A Moveable Feast          by Ernest Hemingway

‘In those days, there was no money to buy books.’

Hemingway’s Paris memoir, published posthumously in 1964, pieces together fragments of his early years as a struggling writer in the early 1920s when money was hard to come by and reading, writing, wine and young love were enough to sustain even the hungriest of artists. At least for a while.

The frequent references to bars and cafes quickly evoke a strong sense of Parisian culture and serve as a recognizable, if not a little nostalgic, backdrop for the intense yet casual meetings held by the young literary circles and it is in these settings that we meet many of the notable figures of the time – James Joyce, Ezra Pound, Gertrude Stein and F Scott and Zelda Fitzgerald, to name a few.
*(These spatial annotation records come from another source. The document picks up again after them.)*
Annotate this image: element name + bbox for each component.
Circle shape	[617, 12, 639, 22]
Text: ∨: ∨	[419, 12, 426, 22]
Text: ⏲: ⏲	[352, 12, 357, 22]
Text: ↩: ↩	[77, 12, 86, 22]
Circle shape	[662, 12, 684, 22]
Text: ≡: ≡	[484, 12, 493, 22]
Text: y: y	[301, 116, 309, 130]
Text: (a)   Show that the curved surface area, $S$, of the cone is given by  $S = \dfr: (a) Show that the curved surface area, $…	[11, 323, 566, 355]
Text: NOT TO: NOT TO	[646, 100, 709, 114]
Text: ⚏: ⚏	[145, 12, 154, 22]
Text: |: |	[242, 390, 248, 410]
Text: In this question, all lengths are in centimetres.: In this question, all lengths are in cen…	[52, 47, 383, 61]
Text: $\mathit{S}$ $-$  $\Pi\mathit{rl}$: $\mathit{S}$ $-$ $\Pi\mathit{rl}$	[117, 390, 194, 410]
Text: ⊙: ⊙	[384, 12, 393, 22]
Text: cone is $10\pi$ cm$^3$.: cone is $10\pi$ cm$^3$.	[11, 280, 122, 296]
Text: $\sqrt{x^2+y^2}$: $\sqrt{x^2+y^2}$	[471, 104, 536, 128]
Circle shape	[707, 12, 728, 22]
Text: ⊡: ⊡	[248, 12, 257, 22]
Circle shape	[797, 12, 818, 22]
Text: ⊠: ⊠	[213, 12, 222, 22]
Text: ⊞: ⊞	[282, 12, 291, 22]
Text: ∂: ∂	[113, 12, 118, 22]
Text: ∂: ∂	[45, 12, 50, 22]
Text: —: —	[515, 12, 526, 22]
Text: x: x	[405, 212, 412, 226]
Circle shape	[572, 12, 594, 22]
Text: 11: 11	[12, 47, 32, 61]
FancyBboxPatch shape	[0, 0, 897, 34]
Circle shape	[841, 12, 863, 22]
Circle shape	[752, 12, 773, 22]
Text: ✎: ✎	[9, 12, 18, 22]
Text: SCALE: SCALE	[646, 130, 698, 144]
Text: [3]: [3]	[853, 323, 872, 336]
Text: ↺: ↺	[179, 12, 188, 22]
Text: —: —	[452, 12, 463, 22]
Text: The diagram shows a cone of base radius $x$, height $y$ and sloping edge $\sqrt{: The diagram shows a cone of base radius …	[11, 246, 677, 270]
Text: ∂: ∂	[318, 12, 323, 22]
Detours around the backstreets of the city offer glimpses of artists’ studios and minimalist writers’ rooms, often found near Montparnasse Cemetery, which leaves the reader with the sense that something important has been lost since those early post-war years; simple living, humble beginnings, youth, and the tension between satisfaction and longing that comes from all three.

A Moveable Feast is often thought of as a book about people, a rare glimpse into the literary greats we have all come to ‘know’. And yet to me the book is more about the enduring nature of simplicity, of Paris itself and a moment in time when a purer sense of bohemia existed and young writers were free to obsess over their art.